A: The recommended dosage is 1.2 g/m² IV daily for 5 days, repeating every 3 weeks. Dosage adjustments are based on renal and hepatic function and hematologic toxicity. Pediatric dosing varies by protocol.
Q2: What are the most common side effects of Ifosfamide?
A: Common side effects include nausea, vomiting, alopecia, myelosuppression, and hemorrhagic cystitis.
Q3: How is hemorrhagic cystitis managed in patients receiving Ifosfamide?
A: Hemorrhagic cystitis is managed with aggressive hydration and co-administration of mesna.
Q4: Is Ifosfamide safe to use during pregnancy or breastfeeding?
A: No, Ifosfamide is contraindicated during pregnancy and breastfeeding.
Q5: What are the major drug interactions with Ifosfamide?
A: Major drug interactions include live attenuated vaccines, nephrotoxic drugs, and myelosuppressive agents.
A: Ifosfamide requires hepatic activation to its active metabolites.
Q7: What monitoring parameters are important for patients on Ifosfamide?
A: Important monitoring parameters include complete blood counts (CBC), renal function tests, liver function tests, and urinalysis.
Q8: How is Ifosfamide administered?
A: Ifosfamide is administered intravenously as a slow infusion over at least 30 minutes.
Q9: What is the mechanism of action of Ifosfamide?
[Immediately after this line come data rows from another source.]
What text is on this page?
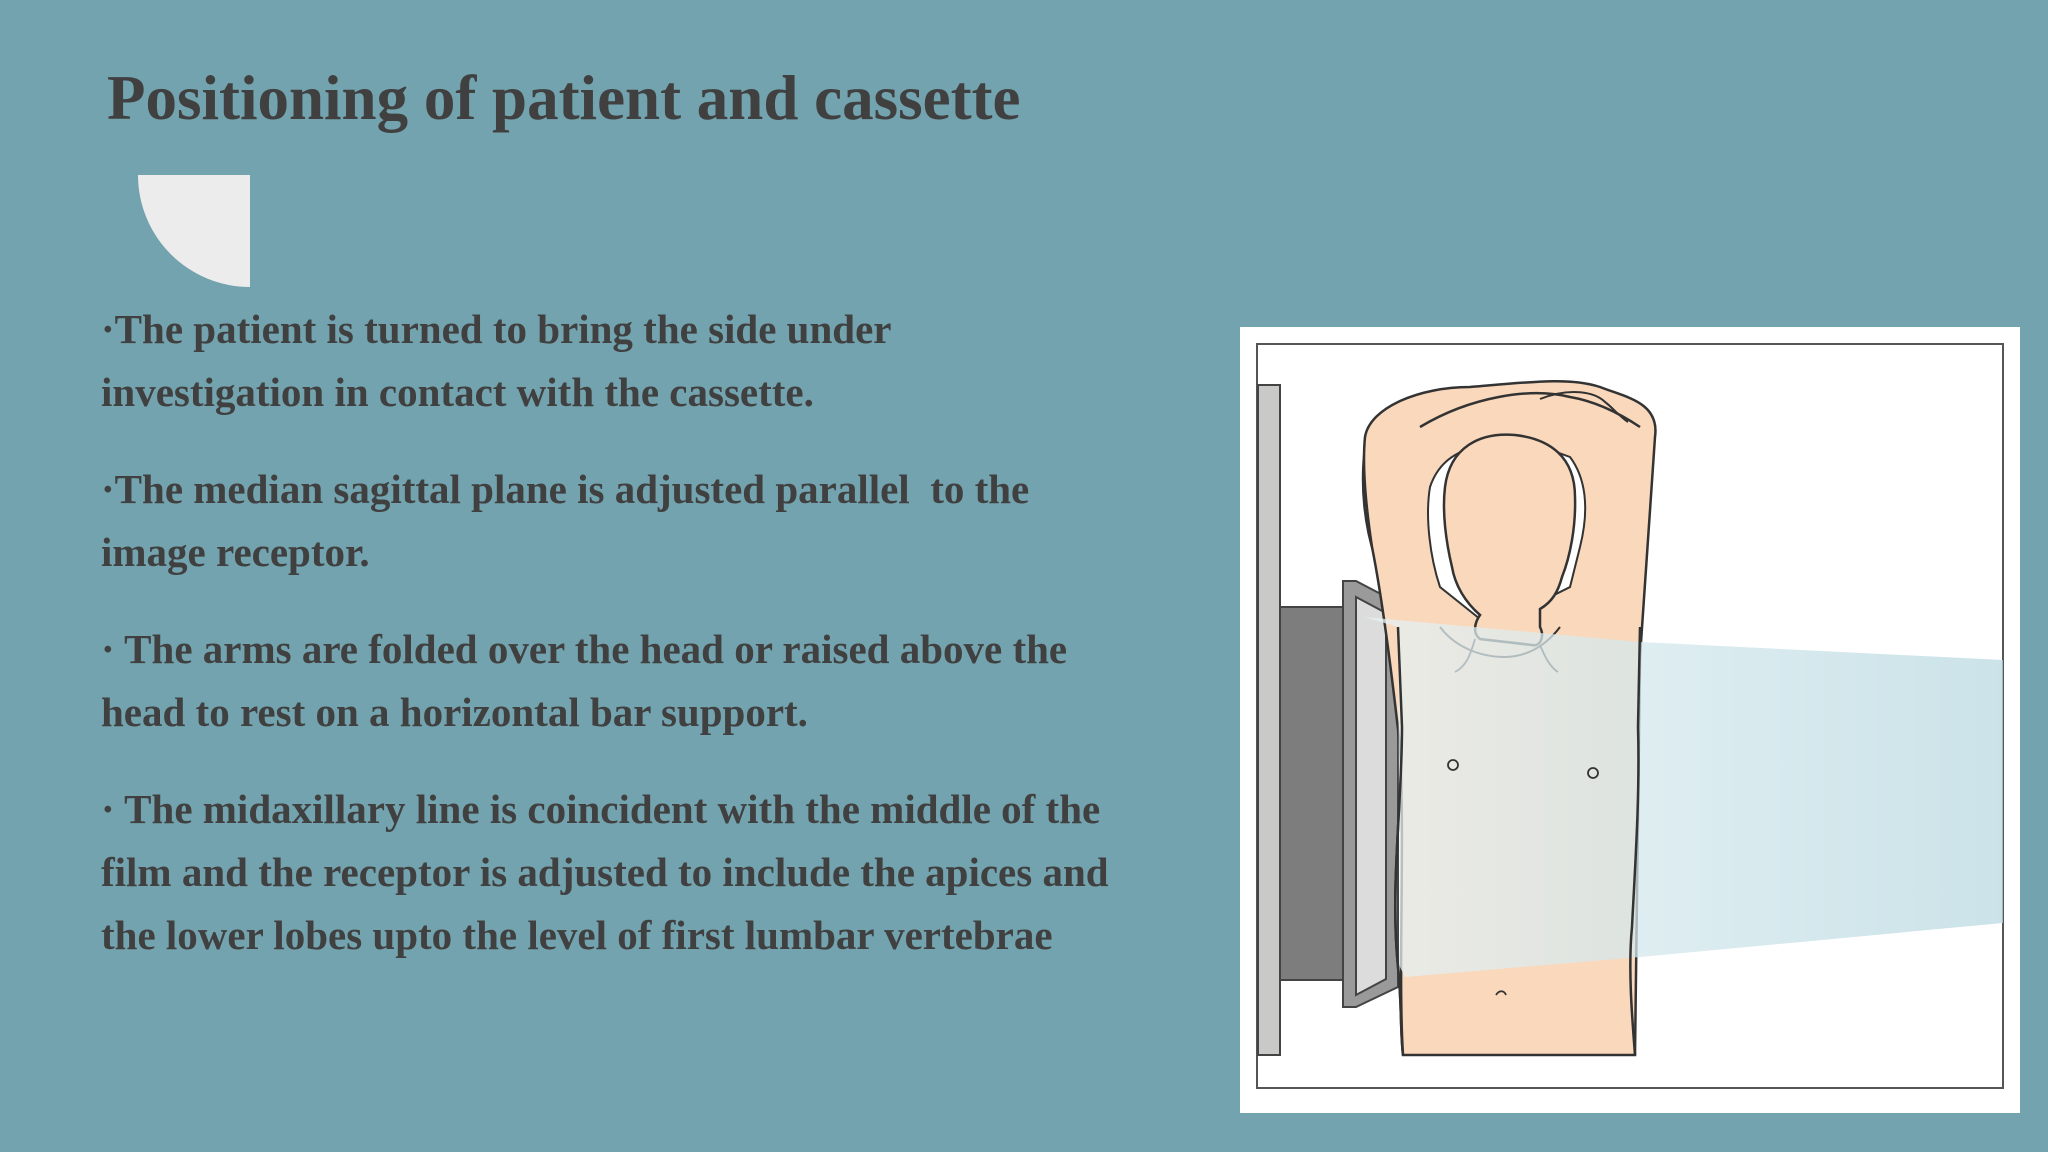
Positioning of patient and cassette

·The patient is turned to bring the side under investigation in contact with the cassette.

·The median sagittal plane is adjusted parallel  to the image receptor.

· The arms are folded over the head or raised above the head to rest on a horizontal bar support.

· The midaxillary line is coincident with the middle of the film and the receptor is adjusted to include the apices and the lower lobes upto the level of first lumbar vertebrae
A: Ifosfamide is an alkylating agent. Its active metabolites crosslink DNA, preventing DNA replication and transcription, leading to cell death.
Q10: What are the signs of ifosfamide neurotoxicity?
A: Signs include encephalopathy, seizures, peripheral neuropathy, and other central nervous system effects. If these occur, the drug should be discontinued.